Deutschsprachige quellengebundene Ausgabe
Richard Glücks
Richard Glücks war Inspekteur der Konzentrationslager und Leiter der Amtsgruppe D des WVHA. Das Profil rekonstruiert Funktion und Handlungsspielraum im dokumentierten Tätigkeitsgebiet (zentrale Verwaltung des SS-Konzentrationslagersystems) anhand des Amtes, von Entscheidungen, Aufsicht oder operativem Handeln. Es schreibt nicht sämtliche Verbrechen einer Institution oder Region einer einzelnen Person zu.
Gesicherte Befunde
- Glücks wurde am 15. November 1939 Inspekteur der Konzentrationslager, nachdem er als Stabschef Theodor Eickes gedient hatte.
- Im Februar 1940 schlug er die ehemalige Kaserne in Oświęcim als Standort für ein neues Lager vor und übermittelte den Befehl zur Errichtung von Auschwitz unter Rudolf Höss.
- Ab 1942 leitete er die Amtsgruppe D des WVHA und erteilte Lagerkommandanten Weisungen zu Zwangsarbeit, Selektionen, Krematorien und dem Zugang zu Gefangenen für Experimente.
Stellung in der Verantwortungskette
Glücks war das zentrale Aufsichtsglied zwischen WVHA-Politik und einzelnen Lagerkommandanten. Sein Amt ersetzte nicht die Handlungsmacht Pohls, der Lagerkommandanten, des medizinischen Personals oder der Arbeitgeber.

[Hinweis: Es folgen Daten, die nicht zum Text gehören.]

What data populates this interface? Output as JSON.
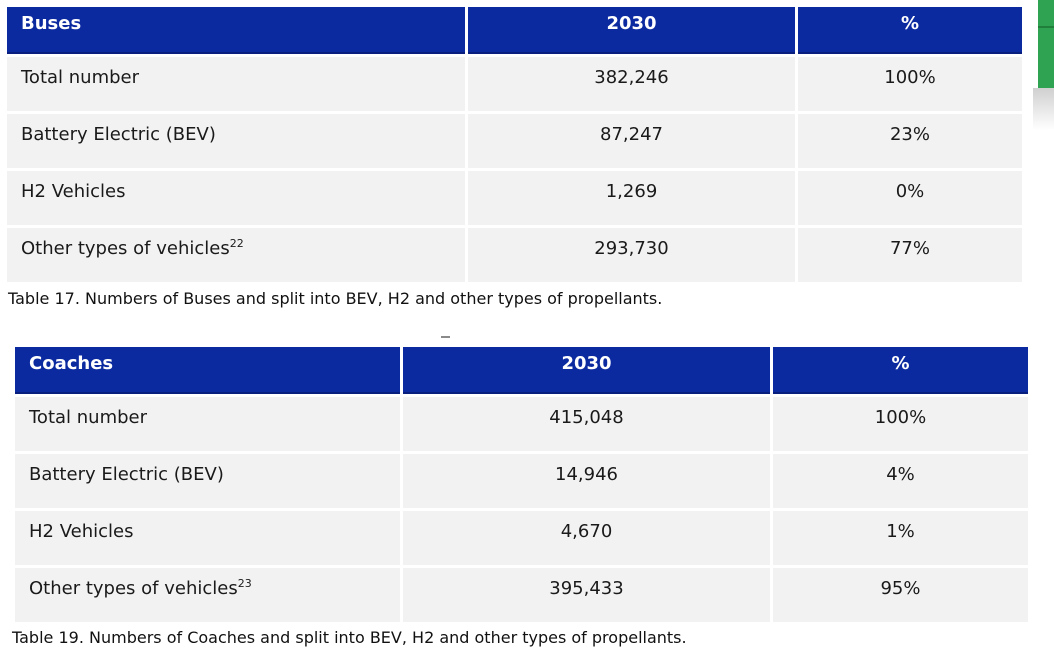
{
  "colors": {
    "header_bg": "#0c2aa0",
    "header_text": "#ffffff",
    "row_bg": "#f2f2f2",
    "body_text": "#1a1a1a",
    "green_accent": "#2fa351",
    "green_accent_dark": "#1f7f3b"
  },
  "tables": [
    {
      "headers": [
        "Buses",
        "2030",
        "%"
      ],
      "rows": [
        {
          "label": "Total number",
          "sup": "",
          "value": "382,246",
          "pct": "100%"
        },
        {
          "label": "Battery Electric (BEV)",
          "sup": "",
          "value": "87,247",
          "pct": "23%"
        },
        {
          "label": "H2 Vehicles",
          "sup": "",
          "value": "1,269",
          "pct": "0%"
        },
        {
          "label": "Other types of vehicles",
          "sup": "22",
          "value": "293,730",
          "pct": "77%"
        }
      ],
      "caption": "Table 17. Numbers of Buses and split into BEV, H2 and other types of propellants."
    },
    {
      "headers": [
        "Coaches",
        "2030",
        "%"
      ],
      "rows": [
        {
          "label": "Total number",
          "sup": "",
          "value": "415,048",
          "pct": "100%"
        },
        {
          "label": "Battery Electric (BEV)",
          "sup": "",
          "value": "14,946",
          "pct": "4%"
        },
        {
          "label": "H2 Vehicles",
          "sup": "",
          "value": "4,670",
          "pct": "1%"
        },
        {
          "label": "Other types of vehicles",
          "sup": "23",
          "value": "395,433",
          "pct": "95%"
        }
      ],
      "caption": "Table 19. Numbers of Coaches and split into BEV, H2 and other types of propellants."
    }
  ],
  "chart_data": [
    {
      "type": "table",
      "title": "Buses",
      "columns": [
        "Buses",
        "2030",
        "%"
      ],
      "rows": [
        [
          "Total number",
          382246,
          "100%"
        ],
        [
          "Battery Electric (BEV)",
          87247,
          "23%"
        ],
        [
          "H2 Vehicles",
          1269,
          "0%"
        ],
        [
          "Other types of vehicles [22]",
          293730,
          "77%"
        ]
      ]
    },
    {
      "type": "table",
      "title": "Coaches",
      "columns": [
        "Coaches",
        "2030",
        "%"
      ],
      "rows": [
        [
          "Total number",
          415048,
          "100%"
        ],
        [
          "Battery Electric (BEV)",
          14946,
          "4%"
        ],
        [
          "H2 Vehicles",
          4670,
          "1%"
        ],
        [
          "Other types of vehicles [23]",
          395433,
          "95%"
        ]
      ]
    }
  ]
}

Zentrale Ereignisse und Mechanismen
- Ernennung zum Inspekteur der Konzentrationslager, 15. November 1939
- Auswahl und Errichtung des Standorts Auschwitz, 1940
- Eingliederung der Inspektion in das WVHA als Amtsgruppe D, 1942
Der Kreis beschreibt Macht, Funktion und Handlungsmacht. Mehrere Profile können verschiedene Teile derselben Verfolgungskette erfassen; Opferzahlen auf Profilebene dürfen daher nicht addiert werden.
Aufarbeitung nach 1945
Glücks stand nie vor Gericht. Die meisten Darstellungen besagen, dass er am 10. Mai 1945 in Flensburg-Mürwik durch Zyankalivergiftung starb; sein Vorgesetzter Oswald Pohl sowie Lagerkommandanten, darunter Rudolf Höss, wurden später verfolgt.
Grenzen der Quellenlage
Die berichteten Umstände von Glücks' Tod sind weniger gesichert als sein Kriegsamt. Das Profil schreibt nicht alle Verbrechen aller Konzentrationslager einer persönlichen Weisung von ihm zu.
Quellen
Die Quellengrundlage verbindet institutionelles, archivalisches, prozessbezogenes oder wissenschaftliches Material von mindestens zwei unabhängigen Herausgebern.